La plus improbable victoire d’un improbable printemps

Vêtu d'un complet, debout derrière le banc du Canadien, l'entraîneur retient son masque sous son menton pour donner des instructions aux joueurs sur la glace.

Luke Richardson a remplacé Dominique Ducharme à titre d'entraîneur-chef, pendant que celui-ci est en isolement.

Photo : Getty Images / Vaughn Ridley

Ce qui s'est passé vendredi était tellement surréaliste qu’on en vient à se demander si, 25 ans plus tard, les fantômes du Forum n’ont pas fini par trouver la route menant jusqu’au Centre Bell.

Quelles sont les chances qu’une équipe de la LNH perde son entraîneur-chef pour une dizaine de jours parce qu’il a contracté la COVID-19, et malgré le fait qu’il ait été vacciné deux fois?

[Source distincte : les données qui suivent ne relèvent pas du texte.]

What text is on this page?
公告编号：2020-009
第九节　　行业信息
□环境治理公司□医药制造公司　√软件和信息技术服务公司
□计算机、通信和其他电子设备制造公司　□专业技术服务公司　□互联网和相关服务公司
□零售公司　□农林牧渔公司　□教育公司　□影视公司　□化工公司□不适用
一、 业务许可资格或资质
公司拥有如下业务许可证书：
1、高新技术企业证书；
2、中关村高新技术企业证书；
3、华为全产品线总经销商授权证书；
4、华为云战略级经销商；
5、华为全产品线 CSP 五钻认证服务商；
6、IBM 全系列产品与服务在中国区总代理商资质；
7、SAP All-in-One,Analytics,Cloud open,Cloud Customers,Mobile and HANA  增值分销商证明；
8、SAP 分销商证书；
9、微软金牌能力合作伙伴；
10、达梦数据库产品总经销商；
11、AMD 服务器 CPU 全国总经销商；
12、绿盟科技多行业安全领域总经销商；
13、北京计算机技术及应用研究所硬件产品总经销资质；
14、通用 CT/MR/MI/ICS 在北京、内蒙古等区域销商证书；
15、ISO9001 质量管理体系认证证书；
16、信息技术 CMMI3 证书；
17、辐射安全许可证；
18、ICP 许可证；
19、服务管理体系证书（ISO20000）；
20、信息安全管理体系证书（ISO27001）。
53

En fait, quelles sont les chances qu’une équipe de la LNH perde son entraîneur deux ans de suite en pleines séries éliminatoires?

Enfin, quelles sont les chances de remporter un match de demi-finale de la Coupe Stanley si vous ne touchez à peu près pas à la rondelle?

Incroyablement, tous ces événements improbables se sont produits la même journée dans la vie, un brin mouvementée, du Canadien de Montréal.

Marc-André Fleury, qui perd inexplicablement ses repères contre le Tricolore depuis 15 ans, a certainement fait des ajouts à sa collection de cauchemars durant cette étrange soirée.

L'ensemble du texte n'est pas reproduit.